Not every teacher would, could or should carry a concealed firearm, but let’s stop disarming our first responders, OK?
Wisconsin cannot afford to withdraw from NAFTA
With international trade in the news as of late, one thing that can’t be denied is Wisconsin’s dependence on the North American Free Trade Agreement. That’s why talk of withdrawing from NAFTA should concern everyone.
What many don’t realize is that 95 percent of the world’s consumers live outside the United States. In order to get access to those consumers for American businesses, our nation sets up trade agreements, and while NAFTA, which went into effect in 1994, may need to be modernized, there is no argument that NAFTA benefits Wisconsin workers, businesses and consumers.
In fact, according to the U.S. Chamber of Commerce, withdrawing from NAFTA would hit Wisconsin the second hardest of any state in the entire nation. That’s because 46 percent of all Wisconsin exports go to Canada and Mexico. At a value of $9.6 billion in exports and accounting for 249,000 Wisconsin jobs, there is absolutely no doubt that ending NAFTA would have a massive negative impact on our state.
While it’s never a bad idea to review and update trade deals for the changing times, threatening to withdraw from NAFTA is not a joking matter. Wisconsin cannot afford in either jobs or exports to leave NAFTA.
Running for Milton council to do what’s best for residents
The election for Milton City Council is occurring April 3. As a candidate, I encourage all our residents to get out and vote for who they think is best. In our democracy, voting is a citizen’s most important right and privilege.
I graduated from Milton High School in 2014 and will be graduating from UW-Whitewater in May with a bachelor of science degree with an environmental science major and political science minor. I also interned with the city of Milton in the summer of 2017.

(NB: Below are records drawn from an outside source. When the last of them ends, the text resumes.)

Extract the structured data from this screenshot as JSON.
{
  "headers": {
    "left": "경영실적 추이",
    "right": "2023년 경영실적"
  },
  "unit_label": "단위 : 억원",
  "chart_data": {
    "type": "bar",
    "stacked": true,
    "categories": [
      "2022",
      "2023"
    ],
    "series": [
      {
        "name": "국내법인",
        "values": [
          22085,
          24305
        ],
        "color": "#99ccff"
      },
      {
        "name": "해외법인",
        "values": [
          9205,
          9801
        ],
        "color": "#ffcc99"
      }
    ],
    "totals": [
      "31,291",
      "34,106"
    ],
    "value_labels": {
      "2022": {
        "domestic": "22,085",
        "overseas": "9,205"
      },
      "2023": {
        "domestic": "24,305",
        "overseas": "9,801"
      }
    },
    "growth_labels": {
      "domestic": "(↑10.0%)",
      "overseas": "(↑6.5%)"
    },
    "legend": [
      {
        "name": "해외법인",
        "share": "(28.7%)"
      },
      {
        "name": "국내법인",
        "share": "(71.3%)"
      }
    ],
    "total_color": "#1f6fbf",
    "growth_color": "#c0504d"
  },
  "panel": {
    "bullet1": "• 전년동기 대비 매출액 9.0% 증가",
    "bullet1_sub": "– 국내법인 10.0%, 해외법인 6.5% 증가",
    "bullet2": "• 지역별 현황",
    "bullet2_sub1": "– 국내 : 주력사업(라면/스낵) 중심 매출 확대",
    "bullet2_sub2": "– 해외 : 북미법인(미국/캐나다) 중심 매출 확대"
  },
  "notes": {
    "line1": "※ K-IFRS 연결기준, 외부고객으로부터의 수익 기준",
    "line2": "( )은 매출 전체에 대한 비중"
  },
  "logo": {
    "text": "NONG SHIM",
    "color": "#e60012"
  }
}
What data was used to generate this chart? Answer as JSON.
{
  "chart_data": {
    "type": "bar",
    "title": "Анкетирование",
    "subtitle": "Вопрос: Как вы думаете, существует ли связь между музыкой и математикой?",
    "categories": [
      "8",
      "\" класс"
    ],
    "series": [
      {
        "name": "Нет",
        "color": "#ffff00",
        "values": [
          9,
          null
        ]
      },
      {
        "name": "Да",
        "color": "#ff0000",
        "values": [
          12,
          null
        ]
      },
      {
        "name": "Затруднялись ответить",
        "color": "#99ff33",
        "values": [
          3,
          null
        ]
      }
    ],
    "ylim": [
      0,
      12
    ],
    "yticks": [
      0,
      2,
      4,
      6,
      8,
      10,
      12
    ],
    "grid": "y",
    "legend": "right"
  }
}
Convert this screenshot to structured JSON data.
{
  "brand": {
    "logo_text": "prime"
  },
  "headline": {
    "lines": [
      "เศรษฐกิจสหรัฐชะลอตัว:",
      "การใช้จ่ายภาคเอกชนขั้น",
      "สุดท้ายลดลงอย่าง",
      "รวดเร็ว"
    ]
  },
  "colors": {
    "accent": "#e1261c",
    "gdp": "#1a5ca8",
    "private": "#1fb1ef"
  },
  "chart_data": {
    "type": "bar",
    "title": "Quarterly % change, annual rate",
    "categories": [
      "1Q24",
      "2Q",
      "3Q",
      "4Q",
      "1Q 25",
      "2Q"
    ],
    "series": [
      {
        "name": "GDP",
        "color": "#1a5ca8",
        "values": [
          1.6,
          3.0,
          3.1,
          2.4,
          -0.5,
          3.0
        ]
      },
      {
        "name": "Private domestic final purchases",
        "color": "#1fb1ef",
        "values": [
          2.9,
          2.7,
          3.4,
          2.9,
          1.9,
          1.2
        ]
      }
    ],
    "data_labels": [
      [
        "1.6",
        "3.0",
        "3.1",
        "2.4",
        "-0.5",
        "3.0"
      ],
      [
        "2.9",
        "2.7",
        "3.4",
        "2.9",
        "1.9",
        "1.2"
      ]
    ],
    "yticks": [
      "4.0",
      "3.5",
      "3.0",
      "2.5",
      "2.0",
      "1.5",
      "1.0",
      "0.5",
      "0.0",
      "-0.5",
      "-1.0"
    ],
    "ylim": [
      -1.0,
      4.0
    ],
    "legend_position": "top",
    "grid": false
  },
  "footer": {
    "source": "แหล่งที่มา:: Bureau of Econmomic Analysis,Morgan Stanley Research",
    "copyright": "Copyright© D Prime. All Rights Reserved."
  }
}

As a resident of Milton, I became interested in the local politics to ensure that our sense of community remains strong and that the enforcement of environmental protections remains robust in this time of economic change and expansion in our city. The economy and business sector are not disconnected from the natural world. My economics professor often reminded me that “we don’t have to sacrifice a strong economy for a healthy environment” (quote by Dennis Weaver). Milton can achieve balance between a sustainable environment, a successful business sector and a positive quality of life.
I believe in fiscal accountability which supports a stable and safe community. I want to govern in ways that benefit city infrastructure, businesses, employees and residents. Milton is a great place in which to live and work. If elected as your alderperson, I pledge to do what is best for all residents today and in the future. Thank you for your support and vote!